First, the exchange would need to act on behalf of a critical mass of people — at least 20 percent of the insured population that does not already receive Medicaid or Medicare. Only a pool of this size could attract serious bids from insurers. To amass such a large purchasing pool, Congress might need to require that all government employees, or all employers with fewer than 100 employees, join the pool.
Now some of us might be a bit worried about being forced to buy our health insurance through a state insurance exchange or Health Help Agency as they are called in some legislation. We might reason with Professor Krugman that the bargaining power of such an agency would be limited if, as is the case in Arkansas, one company controlled 75% of the insurance market. We might even worry in here in California where there are really only four major players in the health insurance market.
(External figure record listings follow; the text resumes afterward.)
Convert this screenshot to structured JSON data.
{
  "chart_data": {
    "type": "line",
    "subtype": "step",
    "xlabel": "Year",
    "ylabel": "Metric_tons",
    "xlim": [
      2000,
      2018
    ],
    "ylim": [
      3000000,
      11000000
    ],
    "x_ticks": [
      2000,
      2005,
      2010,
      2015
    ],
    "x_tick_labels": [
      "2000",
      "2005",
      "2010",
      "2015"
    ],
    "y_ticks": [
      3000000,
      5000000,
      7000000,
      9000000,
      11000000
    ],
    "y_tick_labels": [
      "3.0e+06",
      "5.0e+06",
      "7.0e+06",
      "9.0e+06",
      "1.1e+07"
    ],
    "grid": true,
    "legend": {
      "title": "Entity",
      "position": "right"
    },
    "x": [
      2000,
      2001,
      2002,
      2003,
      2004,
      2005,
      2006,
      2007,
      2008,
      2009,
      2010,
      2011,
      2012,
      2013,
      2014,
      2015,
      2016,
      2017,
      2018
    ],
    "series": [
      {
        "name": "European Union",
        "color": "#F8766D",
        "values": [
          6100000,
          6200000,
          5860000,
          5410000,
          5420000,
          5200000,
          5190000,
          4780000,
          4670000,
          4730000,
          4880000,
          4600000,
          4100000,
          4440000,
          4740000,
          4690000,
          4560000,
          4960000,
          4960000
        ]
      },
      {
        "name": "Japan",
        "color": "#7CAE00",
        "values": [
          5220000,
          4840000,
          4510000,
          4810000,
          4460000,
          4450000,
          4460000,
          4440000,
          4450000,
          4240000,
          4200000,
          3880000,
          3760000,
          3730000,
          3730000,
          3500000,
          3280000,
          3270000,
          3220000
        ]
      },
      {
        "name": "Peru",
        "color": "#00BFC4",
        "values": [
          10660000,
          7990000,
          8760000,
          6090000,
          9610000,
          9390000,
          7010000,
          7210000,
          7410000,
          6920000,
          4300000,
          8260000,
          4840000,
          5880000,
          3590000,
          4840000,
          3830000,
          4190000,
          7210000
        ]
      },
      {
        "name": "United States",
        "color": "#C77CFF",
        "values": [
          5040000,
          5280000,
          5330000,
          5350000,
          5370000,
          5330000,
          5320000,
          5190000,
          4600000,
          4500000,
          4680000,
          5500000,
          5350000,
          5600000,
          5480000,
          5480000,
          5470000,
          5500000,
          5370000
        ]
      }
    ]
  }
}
We might also wonder about the influence of campaign contributions from the insurance industry on the staffing and decisions of the Health Help Agencies.

Not to worry. You see the insurance industry is not really the problem. We are. Health care and health insurance are expensive because consumers demand more health care and more health insurance than is really good for them. They have rebelled against care management by highly qualified insurance company actuaries. Now they balk at plans that take their premiums and only pay for care in the most extreme circumstances - only for one out of five consumers.

But, while the Health Help Agencies will be fairly weak in their dealings with the insurance industry, they will have real power to force consumers to change:
Second, the exchange would need to ensure that no subsidies for health insurance, whether provided by employers or the government (through the tax system), exceed the price submitted by the lowest-bidding qualified insurer and benefit package. All individuals in the pool would be free to join any insurer that submits a bid. But enrollees would have to pay out of pocket — and preferably with after-tax dollars — any amount above the price of the lowest-bidding plan.
No tax deduction or tax exemption, no collective bargaining to get a better plan, no help from the government at all. And if that does not work then I suppose that we will have to place a luxury tax on more costly health insurance.

So what will the lowest bidding health plan look like? Long ago in this space Wonks Anonymous ran series on how health Insurers compete to make profits. He concluded that modern health insurers use two mechanisms to lower their prices:

They lower plan quality by reducing the amount of actual medical care that a plan pays for. They refuse or limit certain treatments - the HMO dodge. They raise the co payment for services or, and this is most popular of late, they require consumers to pay a substantial deductible, say $5,000 for an individual, before they make any payments for services.

They avoid sick people, either by refusing them coverage or by discouraging them from applying for coverage. Healthy individuals are attracted to low quality, high out of pocket plans. They are insuring against a motorcycle accident, not trying to find a reasonable way to finance health care that they believe they will need. The rest of us hate plans like this.

We will note here that health insurers are staffed by actuaries accountants and various MBAs. They are absolutely unqualified to determine necessary care or to evaluate the quality of care.

This will insure that the lowest bidder is a high out of pocket, low service plan. This plan will present high barriers to early care for illnesses and serve to promote the full maturation of minor problems into full blown, life threatening conditions. And, since the amount of the deductible will often exceed the financial resources of a family, we can expect to see more health related bankruptcies.

But again no worries. The the major legislative vehicle for this glorious reform, the Wyden-Bennett Healthy Americans Act, insures that consumer payments for health insurance will be withheld from wages and that "personal responsibility payments" - which seem to include co payments and deductibles - will not be discharged in the event of bankruptcy.